It may well be that no outrage yet carried out under the Trump regime has so galvanized popular disgust and opposition than the decision to implement a policy of separating children from parents when they arrive at the Mexican-US border. Although the news reports from the detention centers are not as revealing as they could be because the various governmental departments are prohibiting filming, those reports are chilling enough. But more powerful still are new audio recordings which capture the real terror in the minds and hearts of kids caught up in the madness. If you haven’t listened yet, here’s a clip:
Let’s leave aside the various twists and turns of the Trump regime’s official representatives or spokespersons (like the hapless Sarah Sanders). Instead, I suggest that we need to focus our attention on the virtuous opponents of the Trump policy—the liberal politicians and advocates who dominate the liberal cable TV talk shows. As they insist that “we” have to do something, they also make sure to urge viewers of the importance of registering and voting to run what they now routinely describe as supporters of the “Trump cult” out of office come November. They may or may not be successful in those efforts. But, succeed or fail, they will all but certainly strengthen the determination of what is more or less accurately referred to as the “Trump base.” The members of that “base” will not be driven into the woods by votes.

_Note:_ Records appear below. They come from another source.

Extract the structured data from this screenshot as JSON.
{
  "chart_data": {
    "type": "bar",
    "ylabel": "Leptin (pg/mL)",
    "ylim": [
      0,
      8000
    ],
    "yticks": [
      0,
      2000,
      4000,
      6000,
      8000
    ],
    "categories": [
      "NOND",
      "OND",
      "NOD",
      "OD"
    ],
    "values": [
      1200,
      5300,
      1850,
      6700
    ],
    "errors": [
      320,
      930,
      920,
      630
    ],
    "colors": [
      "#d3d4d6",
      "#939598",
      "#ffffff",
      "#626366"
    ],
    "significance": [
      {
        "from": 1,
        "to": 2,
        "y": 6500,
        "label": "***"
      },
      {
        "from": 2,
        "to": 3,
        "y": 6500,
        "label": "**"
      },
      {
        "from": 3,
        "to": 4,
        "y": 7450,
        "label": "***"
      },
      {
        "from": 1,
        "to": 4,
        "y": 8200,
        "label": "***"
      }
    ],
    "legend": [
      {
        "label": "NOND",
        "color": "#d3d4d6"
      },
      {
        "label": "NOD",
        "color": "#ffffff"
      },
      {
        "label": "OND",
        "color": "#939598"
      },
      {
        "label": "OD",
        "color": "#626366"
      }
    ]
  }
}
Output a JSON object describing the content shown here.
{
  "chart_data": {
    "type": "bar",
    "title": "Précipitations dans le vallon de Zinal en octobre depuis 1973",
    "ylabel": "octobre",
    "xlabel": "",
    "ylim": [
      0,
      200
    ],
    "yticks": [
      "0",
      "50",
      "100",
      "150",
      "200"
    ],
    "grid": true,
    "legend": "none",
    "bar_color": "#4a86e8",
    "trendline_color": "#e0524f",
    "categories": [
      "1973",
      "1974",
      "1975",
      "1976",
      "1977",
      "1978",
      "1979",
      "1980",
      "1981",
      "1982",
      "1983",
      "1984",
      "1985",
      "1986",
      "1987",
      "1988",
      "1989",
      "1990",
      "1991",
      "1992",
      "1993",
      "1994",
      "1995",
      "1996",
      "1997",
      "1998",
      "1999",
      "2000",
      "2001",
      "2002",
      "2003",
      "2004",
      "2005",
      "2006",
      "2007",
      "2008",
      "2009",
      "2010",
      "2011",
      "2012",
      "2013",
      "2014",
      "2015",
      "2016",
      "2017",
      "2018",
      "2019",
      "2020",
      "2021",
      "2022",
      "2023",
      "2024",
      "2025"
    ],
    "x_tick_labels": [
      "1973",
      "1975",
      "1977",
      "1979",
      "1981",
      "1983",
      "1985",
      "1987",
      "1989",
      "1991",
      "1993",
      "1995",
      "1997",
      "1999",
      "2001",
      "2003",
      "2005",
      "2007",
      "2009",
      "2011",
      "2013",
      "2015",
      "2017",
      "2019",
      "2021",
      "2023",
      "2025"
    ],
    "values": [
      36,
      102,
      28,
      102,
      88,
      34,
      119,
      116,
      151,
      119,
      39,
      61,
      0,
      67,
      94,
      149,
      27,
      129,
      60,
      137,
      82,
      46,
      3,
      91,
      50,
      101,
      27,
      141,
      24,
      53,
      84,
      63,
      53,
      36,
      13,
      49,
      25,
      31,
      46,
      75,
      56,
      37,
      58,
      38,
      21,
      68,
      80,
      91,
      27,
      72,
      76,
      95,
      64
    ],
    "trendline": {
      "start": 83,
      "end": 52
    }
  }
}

I think it helps to look at voting as a form of symbolic speech. It is not especially about doing anything. Indeed, talking seldom convinces anyone of anything. On the other hand, activity has a way of confronting individuals and either scaring them off (as apparently has happened with the various elements of the alt-right in the wake of the Charlottesville demonstrations a year ago) or startling them into doing something they never thought possible. As has been said often enough, it’s easier to imagine someone changing his mind after he starts acting differently than to imagine that he’ll start acting differently after he changes his mind.

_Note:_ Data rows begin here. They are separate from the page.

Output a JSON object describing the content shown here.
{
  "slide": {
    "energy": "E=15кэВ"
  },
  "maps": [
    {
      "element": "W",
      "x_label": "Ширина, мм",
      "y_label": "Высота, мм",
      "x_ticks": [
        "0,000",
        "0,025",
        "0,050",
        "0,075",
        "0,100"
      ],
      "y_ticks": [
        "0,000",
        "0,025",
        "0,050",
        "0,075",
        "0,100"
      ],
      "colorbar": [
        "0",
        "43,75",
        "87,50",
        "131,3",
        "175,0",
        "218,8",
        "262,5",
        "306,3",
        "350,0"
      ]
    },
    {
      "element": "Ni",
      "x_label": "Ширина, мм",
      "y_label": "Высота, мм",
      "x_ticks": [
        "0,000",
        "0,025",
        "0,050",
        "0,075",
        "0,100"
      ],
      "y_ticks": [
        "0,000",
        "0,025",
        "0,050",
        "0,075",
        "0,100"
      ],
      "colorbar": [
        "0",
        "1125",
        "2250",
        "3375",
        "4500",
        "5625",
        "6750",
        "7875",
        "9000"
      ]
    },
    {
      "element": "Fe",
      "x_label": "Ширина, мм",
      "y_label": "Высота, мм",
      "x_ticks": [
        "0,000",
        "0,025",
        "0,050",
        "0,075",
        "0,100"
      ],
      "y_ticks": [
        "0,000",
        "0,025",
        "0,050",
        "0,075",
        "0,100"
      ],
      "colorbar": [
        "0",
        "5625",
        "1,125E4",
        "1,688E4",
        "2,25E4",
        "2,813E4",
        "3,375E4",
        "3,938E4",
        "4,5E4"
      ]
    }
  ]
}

The campaign against the reactionary character of the Trump phenomenon has to be taken into the communities from where it draws its strongest support. Such a campaign should be intentionally provocative and confrontational and make every effort to split apart family members, friends and neighbors by the force of direct action. That’s what happened in the case of the opposition to the war in Vietnam—parents and children stopped talking to each other; church members switched their congregations; construction workers in New York attacked protesters. But not too many years later, the parents and kids found their tongues again and even some construction workers changed sides.
Something of even greater potential would be undertaking such a campaign in workplaces with efforts to initiate strikes against one or more of Trump’s misdeeds. Imagine what might happen—in many workplaces, there will of course be Trump supporters and they will find themselves faced with a direct challenge from people they work side by side with everyday. What might they do? Will they join the strike? This argument is grounded in a conviction that what people say does not represent a full accounting of who they are and who they might become. What they think is often different from what they say and what they do is often enough different from what they think.

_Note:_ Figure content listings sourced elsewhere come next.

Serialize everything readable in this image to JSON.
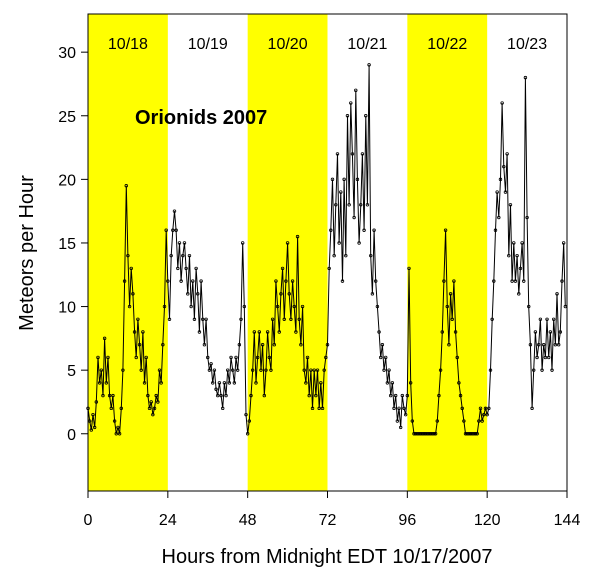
{
  "chart_data": {
    "type": "line",
    "title": "",
    "annotation": "Orionids 2007",
    "xlabel": "Hours from Midnight EDT 10/17/2007",
    "ylabel": "Meteors per Hour",
    "xlim": [
      0,
      144
    ],
    "ylim": [
      -4.5,
      33
    ],
    "x_ticks": [
      0,
      24,
      48,
      72,
      96,
      120,
      144
    ],
    "y_ticks": [
      0,
      5,
      10,
      15,
      20,
      25,
      30
    ],
    "grid": false,
    "highlight_color": "#ffff00",
    "line_color": "#000000",
    "day_bands": [
      {
        "label": "10/18",
        "start": 0,
        "end": 24,
        "highlighted": true
      },
      {
        "label": "10/19",
        "start": 24,
        "end": 48,
        "highlighted": false
      },
      {
        "label": "10/20",
        "start": 48,
        "end": 72,
        "highlighted": true
      },
      {
        "label": "10/21",
        "start": 72,
        "end": 96,
        "highlighted": false
      },
      {
        "label": "10/22",
        "start": 96,
        "end": 120,
        "highlighted": true
      },
      {
        "label": "10/23",
        "start": 120,
        "end": 144,
        "highlighted": false
      }
    ],
    "series": [
      {
        "values": [
          [
            0,
            2
          ],
          [
            0.5,
            1
          ],
          [
            1,
            0.3
          ],
          [
            1.5,
            1.5
          ],
          [
            2,
            0.5
          ],
          [
            2.5,
            2.5
          ],
          [
            3,
            6
          ],
          [
            3.5,
            4
          ],
          [
            4,
            5
          ],
          [
            4.5,
            3
          ],
          [
            5,
            7.5
          ],
          [
            5.5,
            4
          ],
          [
            6,
            6
          ],
          [
            6.5,
            3
          ],
          [
            7,
            2
          ],
          [
            7.5,
            3
          ],
          [
            8,
            1
          ],
          [
            8.5,
            0
          ],
          [
            9,
            0.5
          ],
          [
            9.5,
            0
          ],
          [
            10,
            2
          ],
          [
            10.5,
            5
          ],
          [
            11,
            12
          ],
          [
            11.5,
            19.5
          ],
          [
            12,
            14
          ],
          [
            12.5,
            10
          ],
          [
            13,
            13
          ],
          [
            13.5,
            11
          ],
          [
            14,
            8
          ],
          [
            14.5,
            6
          ],
          [
            15,
            9
          ],
          [
            15.5,
            7
          ],
          [
            16,
            5
          ],
          [
            16.5,
            8
          ],
          [
            17,
            4
          ],
          [
            17.5,
            6
          ],
          [
            18,
            3
          ],
          [
            18.5,
            2
          ],
          [
            19,
            2.5
          ],
          [
            19.5,
            1.5
          ],
          [
            20,
            2
          ],
          [
            20.5,
            3
          ],
          [
            21,
            2.5
          ],
          [
            21.5,
            5
          ],
          [
            22,
            4
          ],
          [
            22.5,
            7
          ],
          [
            23,
            10
          ],
          [
            23.5,
            16
          ],
          [
            24,
            12
          ],
          [
            24.5,
            9
          ],
          [
            25,
            14
          ],
          [
            25.5,
            16
          ],
          [
            26,
            17.5
          ],
          [
            26.5,
            16
          ],
          [
            27,
            13
          ],
          [
            27.5,
            15
          ],
          [
            28,
            12
          ],
          [
            28.5,
            14
          ],
          [
            29,
            15
          ],
          [
            29.5,
            13
          ],
          [
            30,
            11
          ],
          [
            30.5,
            14
          ],
          [
            31,
            10
          ],
          [
            31.5,
            12
          ],
          [
            32,
            9
          ],
          [
            32.5,
            13
          ],
          [
            33,
            11
          ],
          [
            33.5,
            8
          ],
          [
            34,
            12
          ],
          [
            34.5,
            9
          ],
          [
            35,
            7
          ],
          [
            35.5,
            9
          ],
          [
            36,
            6
          ],
          [
            36.5,
            5
          ],
          [
            37,
            5.5
          ],
          [
            37.5,
            4
          ],
          [
            38,
            5
          ],
          [
            38.5,
            3.5
          ],
          [
            39,
            3
          ],
          [
            39.5,
            4
          ],
          [
            40,
            3
          ],
          [
            40.5,
            2
          ],
          [
            41,
            4
          ],
          [
            41.5,
            3
          ],
          [
            42,
            5
          ],
          [
            42.5,
            4
          ],
          [
            43,
            6
          ],
          [
            43.5,
            5
          ],
          [
            44,
            4
          ],
          [
            44.5,
            6
          ],
          [
            45,
            5
          ],
          [
            45.5,
            7
          ],
          [
            46,
            9
          ],
          [
            46.5,
            15
          ],
          [
            47,
            10
          ],
          [
            47.5,
            1.5
          ],
          [
            48,
            0
          ],
          [
            48.5,
            1
          ],
          [
            49,
            3
          ],
          [
            49.5,
            5
          ],
          [
            50,
            8
          ],
          [
            50.5,
            4
          ],
          [
            51,
            6
          ],
          [
            51.5,
            8
          ],
          [
            52,
            5
          ],
          [
            52.5,
            7
          ],
          [
            53,
            3
          ],
          [
            53.5,
            5
          ],
          [
            54,
            8
          ],
          [
            54.5,
            6
          ],
          [
            55,
            5
          ],
          [
            55.5,
            9
          ],
          [
            56,
            7
          ],
          [
            56.5,
            12
          ],
          [
            57,
            10
          ],
          [
            57.5,
            8
          ],
          [
            58,
            11
          ],
          [
            58.5,
            13
          ],
          [
            59,
            9
          ],
          [
            59.5,
            12
          ],
          [
            60,
            15
          ],
          [
            60.5,
            11
          ],
          [
            61,
            9
          ],
          [
            61.5,
            12
          ],
          [
            62,
            10
          ],
          [
            62.5,
            8
          ],
          [
            63,
            15.5
          ],
          [
            63.5,
            9
          ],
          [
            64,
            7
          ],
          [
            64.5,
            10
          ],
          [
            65,
            5
          ],
          [
            65.5,
            4
          ],
          [
            66,
            6
          ],
          [
            66.5,
            3
          ],
          [
            67,
            5
          ],
          [
            67.5,
            2
          ],
          [
            68,
            5
          ],
          [
            68.5,
            3
          ],
          [
            69,
            5
          ],
          [
            69.5,
            2
          ],
          [
            70,
            4
          ],
          [
            70.5,
            2
          ],
          [
            71,
            5
          ],
          [
            71.5,
            6
          ],
          [
            72,
            7
          ],
          [
            72.5,
            13
          ],
          [
            73,
            16
          ],
          [
            73.5,
            20
          ],
          [
            74,
            14
          ],
          [
            74.5,
            18
          ],
          [
            75,
            22
          ],
          [
            75.5,
            15
          ],
          [
            76,
            19
          ],
          [
            76.5,
            12
          ],
          [
            77,
            20
          ],
          [
            77.5,
            14
          ],
          [
            78,
            25
          ],
          [
            78.5,
            18
          ],
          [
            79,
            26
          ],
          [
            79.5,
            22
          ],
          [
            80,
            17
          ],
          [
            80.5,
            27
          ],
          [
            81,
            20
          ],
          [
            81.5,
            15
          ],
          [
            82,
            18
          ],
          [
            82.5,
            22
          ],
          [
            83,
            16
          ],
          [
            83.5,
            25
          ],
          [
            84,
            18
          ],
          [
            84.5,
            29
          ],
          [
            85,
            14
          ],
          [
            85.5,
            11
          ],
          [
            86,
            16
          ],
          [
            86.5,
            12
          ],
          [
            87,
            10
          ],
          [
            87.5,
            8
          ],
          [
            88,
            6
          ],
          [
            88.5,
            7
          ],
          [
            89,
            5
          ],
          [
            89.5,
            6
          ],
          [
            90,
            4
          ],
          [
            90.5,
            5
          ],
          [
            91,
            3
          ],
          [
            91.5,
            4
          ],
          [
            92,
            2
          ],
          [
            92.5,
            3
          ],
          [
            93,
            1
          ],
          [
            93.5,
            2
          ],
          [
            94,
            0.5
          ],
          [
            94.5,
            3
          ],
          [
            95,
            2
          ],
          [
            95.5,
            1.5
          ],
          [
            96,
            3
          ],
          [
            96.5,
            13
          ],
          [
            97,
            4
          ],
          [
            97.5,
            1
          ],
          [
            98,
            0
          ],
          [
            98.5,
            0
          ],
          [
            99,
            0
          ],
          [
            99.5,
            0
          ],
          [
            100,
            0
          ],
          [
            100.5,
            0
          ],
          [
            101,
            0
          ],
          [
            101.5,
            0
          ],
          [
            102,
            0
          ],
          [
            102.5,
            0
          ],
          [
            103,
            0
          ],
          [
            103.5,
            0
          ],
          [
            104,
            0
          ],
          [
            104.5,
            0
          ],
          [
            105,
            1
          ],
          [
            105.5,
            3
          ],
          [
            106,
            5
          ],
          [
            106.5,
            8
          ],
          [
            107,
            12
          ],
          [
            107.5,
            16
          ],
          [
            108,
            10
          ],
          [
            108.5,
            7
          ],
          [
            109,
            11
          ],
          [
            109.5,
            9
          ],
          [
            110,
            12
          ],
          [
            110.5,
            8
          ],
          [
            111,
            6
          ],
          [
            111.5,
            4
          ],
          [
            112,
            3
          ],
          [
            112.5,
            2
          ],
          [
            113,
            1
          ],
          [
            113.5,
            0
          ],
          [
            114,
            0
          ],
          [
            114.5,
            0
          ],
          [
            115,
            0
          ],
          [
            115.5,
            0
          ],
          [
            116,
            0
          ],
          [
            116.5,
            0
          ],
          [
            117,
            0
          ],
          [
            117.5,
            1
          ],
          [
            118,
            2
          ],
          [
            118.5,
            1
          ],
          [
            119,
            1.5
          ],
          [
            119.5,
            2
          ],
          [
            120,
            1.5
          ],
          [
            120.5,
            2
          ],
          [
            121,
            5
          ],
          [
            121.5,
            9
          ],
          [
            122,
            12
          ],
          [
            122.5,
            16
          ],
          [
            123,
            19
          ],
          [
            123.5,
            17
          ],
          [
            124,
            20
          ],
          [
            124.5,
            26
          ],
          [
            125,
            21
          ],
          [
            125.5,
            19
          ],
          [
            126,
            22
          ],
          [
            126.5,
            14
          ],
          [
            127,
            18
          ],
          [
            127.5,
            12
          ],
          [
            128,
            15
          ],
          [
            128.5,
            12
          ],
          [
            129,
            14
          ],
          [
            129.5,
            11
          ],
          [
            130,
            13
          ],
          [
            130.5,
            15
          ],
          [
            131,
            12
          ],
          [
            131.5,
            28
          ],
          [
            132,
            17
          ],
          [
            132.5,
            10
          ],
          [
            133,
            7
          ],
          [
            133.5,
            2
          ],
          [
            134,
            5
          ],
          [
            134.5,
            8
          ],
          [
            135,
            6
          ],
          [
            135.5,
            7
          ],
          [
            136,
            9
          ],
          [
            136.5,
            5
          ],
          [
            137,
            7
          ],
          [
            137.5,
            6
          ],
          [
            138,
            9
          ],
          [
            138.5,
            6
          ],
          [
            139,
            8
          ],
          [
            139.5,
            5
          ],
          [
            140,
            9
          ],
          [
            140.5,
            7
          ],
          [
            141,
            11
          ],
          [
            141.5,
            7
          ],
          [
            142,
            8
          ],
          [
            142.5,
            12
          ],
          [
            143,
            15
          ],
          [
            143.5,
            10
          ]
        ]
      }
    ]
  }
}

In at least one instance, however, I have to acknowledge where my argument didn’t hold water. During the course of the Southern civil rights movement, the scenes of protesters being arrested, beaten and, in some cases, murdered broadcast on the nightly news had the effect of partially breaking up the block of white folks who had previously been prepared to go along with Jim Crow segregation—but those white folks mostly lived outside the South. Inside the old Confederate states, broad support for white supremacy remained intact. Very few white Southerners were willing to cross the race line. People, including many young people were more than willing to taunt, curse at and spit upon black children as they walked into schools. And truth be known, some of the same kinds of scenes were reenacted on the streets of Boston in the mid-1970s.
In the years since, much has changed. Within the past couple of years, for example, protests against police murders in places like Baton Rouge, Louisiana have drawn significant support from local white folks. This suggests that we can start from a different place and that we can expect to find people ready to break with the prevailing “Trump is right” sentiment inside Trump territories if they have an opportunity to do so.
For them, simply voting against legislators who support Trump in the privacy of a voting booth will represent a very dim protest indeed. Furthermore, given the inevitable pressures in campaigns, the great majority of Trump-opposing candidates will urge their supporters to refrain from any actions considered to be too extreme—lest they jeopardize the possibility of electoral victory. Just when we need more to be done, we will be advised to do less.
That is a great peril for as one principled thinker once proclaimed: “Extremism in defense of liberty is no vice and moderation in pursuit of justice is no virtue.”